Partamol 650 eff.

Paracetamol is often chosen as an analgesic and antipyretic, especially in the elderly and in people with contraindications to salicylates or other NSAIDs, such as those with asthma, history of peptic ulcer, and children.

Pack size Box of 16 tablets (4 strips x 4 tabs). Box of 1 tube x 10 tablets
Shelf-life 24 months
Composition Paracetamol
Dosage forms and strengths Viên nén sủi bọt: 650 mg
Product code :



  • For treatment of mild to moderate pain and fever, especially in patients in whom salicylates are contraindicated or not tolerated.
  • The drug is most effective in relieving low intensity pain of non-visceral origin.


  • Paracetamol should not be used for self-medication of pain for longer than 10 days in adults or 5 days in children, of marked fever (greater than 39.5 C), fever persisting longer than 3 days, or recurrent fever.
  • Adults and children ≥ 12 years of age: 1 tablet every 4 – 6 hours as necessary, but should not exceed 6 tablets daily.
  • Renal impairment:
    In children with Clcr < 10 ml/min, the doses should be given every 8 hours.
    In adults:
    Clcr 10 – 50 ml/min: every 6 hours;
    Clcr < 10 ml/min: every 8 hours.
  • Hepatic impairment:
    Use with caution and low doses. Avoid prolonged use.

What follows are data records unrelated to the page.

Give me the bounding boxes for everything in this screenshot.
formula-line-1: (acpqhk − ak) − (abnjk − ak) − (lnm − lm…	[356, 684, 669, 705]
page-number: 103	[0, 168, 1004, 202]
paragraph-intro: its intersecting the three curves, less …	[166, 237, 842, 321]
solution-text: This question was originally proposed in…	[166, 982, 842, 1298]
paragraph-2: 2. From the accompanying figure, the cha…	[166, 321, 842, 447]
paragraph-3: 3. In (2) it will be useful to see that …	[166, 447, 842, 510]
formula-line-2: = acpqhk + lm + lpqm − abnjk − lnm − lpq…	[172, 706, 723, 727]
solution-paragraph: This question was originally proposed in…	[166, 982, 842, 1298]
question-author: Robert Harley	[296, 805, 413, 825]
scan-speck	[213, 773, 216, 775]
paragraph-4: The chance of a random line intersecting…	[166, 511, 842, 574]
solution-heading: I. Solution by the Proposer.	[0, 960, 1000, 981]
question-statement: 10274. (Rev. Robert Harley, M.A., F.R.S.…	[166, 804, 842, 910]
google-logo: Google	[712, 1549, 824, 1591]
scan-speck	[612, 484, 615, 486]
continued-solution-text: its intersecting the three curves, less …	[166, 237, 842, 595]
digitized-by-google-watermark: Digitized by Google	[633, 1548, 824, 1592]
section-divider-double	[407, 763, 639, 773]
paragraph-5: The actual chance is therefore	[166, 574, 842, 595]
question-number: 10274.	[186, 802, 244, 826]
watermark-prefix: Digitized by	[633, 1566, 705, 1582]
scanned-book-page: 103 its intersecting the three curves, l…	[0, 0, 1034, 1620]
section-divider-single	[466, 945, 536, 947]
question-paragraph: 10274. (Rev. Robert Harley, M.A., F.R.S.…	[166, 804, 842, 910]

  • Partamol 650 eff. is administered orally.
  • Place the tablets in a full tumbler of water and allow to dissolve completely before swallowing.
  • Patients with known hypersensitivity to paracetamol or any of the ingredients.
  • Severe hepatic impairment.
  • Serious skin reactions such as Stevens-Johnson syndrome, Lyell’s syndrome, toxic epidermal necrolysis, acute generalized exanthematous pustulosis occur rarely, but potentially fatal. If patients get a rash or other skin manifestations, to stop taking drug and notify your physicians.
  • Skin rash and other allergic reactions occur occasionally. The rash is usually erythematosus or urticarial, but sometimes it is more serious and may be accompanied by fever and mucosal lesions. If patients have fever, blisters around the natural cavity, consider Stevens-Johnson syndrome, be discontinued paracetamol immediately.
  • Paracetamol overdose can lead to severe liver damage and sometimes acute tubular necrosis.
  • Patients who show hypersensitivity reactions to the salicylates only rarely exhibit sensitivity to paracetamol and related drugs. In a few isolated cases, the use of paracetamol has been associated with neutropenia, thrombocytopenia and pancytopenia.
  • Paracetamol is relatively nontoxic in therapeutic doses. Dermatologic have sometimes reactions including pruritic maculopapular rash and urticaria; other sensitivity reactions including laryngeal edema, angioedema, and anaphylactoid reactions may occur rarely. Thrombocytopenia, leukopenia, and pancytopenia have been associated with the use of p-aminophenol derivatives, especially with prolonged administration of large doses. Neutropenia and thrombocytopenic purpura have been reported with paracetamol use. Rarely, agranulocytosis has been reported in patients receiving paracetamol.
  • Paracetamol should be used with caution in patients with preexisting anemia, since cyanosis may not be apparent despite dangerously high blood concentrations of methemoglobin.
  • Excessive intake of alcohol may increase the risk of paracetamol induced hepatotoxicity; avoid or limit alcohol intake.
  • Caution is recommended when giving to patients with hepatic or renal impairment, chronic alcoholism, chronic malnutrition or dehydration.
  • The physicians need to warn the patients of the signs of serious skin reactions known as Stevens-Johnson syndrome (SJS), toxic epidermal necrolysis (TEN) or Lyell’s syndrome, acute generalized exanthematous pustulosis (AGEP).
  • Partamol 650 eff. is considered high in sodium. This should be particularly taken into account for those on a low salt diet.
  • Partamol 650 eff. contains aspartame, may be harmful if you have phenylketonuria (PKU).
  • Paracetamol should be only used in pregnant women when clearly needed.
  • In nursing mothers who were given paracetamol, no adverse effects were noted in infants receiving mother’s milk.
  • There is no evidence that paracetamol affects the ability to drive or to operate machinery.